To encourage people with disabilities to vote and participate more in politics, candidates and their campaign organizations must work to improve accessibility and mobility for people with disabilities in this election cycle.   Earlier this summer, researchers say the websites of all candidates for the 2020 presidential election failed to comply with the ADA.

According to US Government Accountability Office, more than half of all polling places during the 2016 presidential election had at least one obstacle for people with disabilities: voting stations that were not accessible for wheelchair users, dysfunctional earphones for people who are deaf or hard of hearing, and lack of privacy for voters with disabilities.

Unfortunately, these obstacles are not limited to polling stations; lack of reasonable accommodations also affects elected representatives once in office. A Wisconsin state representative, Jimmy Anderson, who uses a wheelchair and has difficulty traveling, was denied his request to dial-in to legislative meetings by phone. Refusing to provide this reasonable accommodation sets a dangerous precedent for all Americans with disabilities.

It is good to know that there was a promising increase in voting rates among people with disabilities during the 2018 midterm election.

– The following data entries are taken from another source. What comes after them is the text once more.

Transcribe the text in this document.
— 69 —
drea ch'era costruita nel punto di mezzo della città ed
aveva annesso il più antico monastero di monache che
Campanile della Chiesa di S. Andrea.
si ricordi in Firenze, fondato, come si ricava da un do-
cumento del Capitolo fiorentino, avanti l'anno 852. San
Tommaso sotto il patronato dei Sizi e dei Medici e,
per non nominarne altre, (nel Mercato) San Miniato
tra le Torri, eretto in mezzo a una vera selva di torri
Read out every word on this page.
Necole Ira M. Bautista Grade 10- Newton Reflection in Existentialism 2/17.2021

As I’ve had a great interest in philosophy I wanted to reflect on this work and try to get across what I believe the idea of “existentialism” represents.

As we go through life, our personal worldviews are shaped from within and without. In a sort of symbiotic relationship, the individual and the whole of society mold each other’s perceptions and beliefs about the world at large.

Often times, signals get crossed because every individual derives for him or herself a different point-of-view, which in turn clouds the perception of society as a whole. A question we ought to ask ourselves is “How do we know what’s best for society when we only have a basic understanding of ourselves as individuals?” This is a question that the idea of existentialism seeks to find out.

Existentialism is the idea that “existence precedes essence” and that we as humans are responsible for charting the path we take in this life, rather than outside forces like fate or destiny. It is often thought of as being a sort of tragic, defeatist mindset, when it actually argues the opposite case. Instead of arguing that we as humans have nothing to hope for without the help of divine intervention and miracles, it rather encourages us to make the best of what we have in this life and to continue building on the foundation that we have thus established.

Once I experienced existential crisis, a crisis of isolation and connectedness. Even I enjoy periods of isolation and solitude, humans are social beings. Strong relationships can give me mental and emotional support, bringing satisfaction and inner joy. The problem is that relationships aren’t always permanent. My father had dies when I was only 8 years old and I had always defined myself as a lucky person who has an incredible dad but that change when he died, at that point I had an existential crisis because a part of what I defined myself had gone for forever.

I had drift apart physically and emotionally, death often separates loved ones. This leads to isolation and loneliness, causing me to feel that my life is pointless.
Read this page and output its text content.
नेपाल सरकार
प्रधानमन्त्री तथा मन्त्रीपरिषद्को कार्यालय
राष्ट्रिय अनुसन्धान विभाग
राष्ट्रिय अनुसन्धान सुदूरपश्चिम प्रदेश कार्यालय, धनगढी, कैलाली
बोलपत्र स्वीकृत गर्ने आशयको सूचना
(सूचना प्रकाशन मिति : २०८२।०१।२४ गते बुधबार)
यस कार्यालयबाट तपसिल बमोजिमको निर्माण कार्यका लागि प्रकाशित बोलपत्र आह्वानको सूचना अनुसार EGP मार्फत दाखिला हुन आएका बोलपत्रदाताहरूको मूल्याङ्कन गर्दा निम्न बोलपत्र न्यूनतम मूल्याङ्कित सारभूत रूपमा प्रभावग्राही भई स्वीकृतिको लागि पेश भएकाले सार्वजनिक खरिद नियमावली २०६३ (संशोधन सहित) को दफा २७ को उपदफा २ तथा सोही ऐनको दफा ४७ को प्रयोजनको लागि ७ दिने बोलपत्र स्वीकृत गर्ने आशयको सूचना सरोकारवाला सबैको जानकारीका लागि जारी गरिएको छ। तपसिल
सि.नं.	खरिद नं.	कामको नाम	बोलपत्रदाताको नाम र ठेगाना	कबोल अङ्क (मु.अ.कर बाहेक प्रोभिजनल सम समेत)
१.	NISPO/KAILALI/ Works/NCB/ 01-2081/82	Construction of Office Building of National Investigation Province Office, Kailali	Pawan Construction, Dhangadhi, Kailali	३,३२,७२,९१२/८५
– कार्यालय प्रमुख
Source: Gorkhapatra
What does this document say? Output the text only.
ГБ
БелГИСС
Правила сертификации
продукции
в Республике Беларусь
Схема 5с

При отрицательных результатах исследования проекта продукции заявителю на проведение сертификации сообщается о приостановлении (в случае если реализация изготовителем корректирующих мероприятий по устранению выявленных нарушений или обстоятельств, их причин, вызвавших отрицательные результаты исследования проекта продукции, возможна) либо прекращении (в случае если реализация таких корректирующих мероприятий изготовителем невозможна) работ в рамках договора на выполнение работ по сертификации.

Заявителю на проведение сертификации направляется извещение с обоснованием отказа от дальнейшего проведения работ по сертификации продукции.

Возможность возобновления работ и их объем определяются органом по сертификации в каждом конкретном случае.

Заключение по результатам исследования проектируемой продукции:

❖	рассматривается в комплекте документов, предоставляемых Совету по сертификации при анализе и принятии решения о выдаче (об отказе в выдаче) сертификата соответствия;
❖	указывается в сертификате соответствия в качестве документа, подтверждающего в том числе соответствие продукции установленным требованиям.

Candidates contesting for the 2020 presidential race are not talking much about disability rights and it is worrisome – especially when the talked about minority-specific issues like racism, immigration, and women’s rights, in all honesty, this is unacceptable.

Candidates standing for elections should work to uplift the voices of all Americans because a quarter of Americans have disabilities if we should go by the statistics that one in four Americans have a disability. Candidates must champion policies that would promote the full inclusion of people with disabilities in US politics.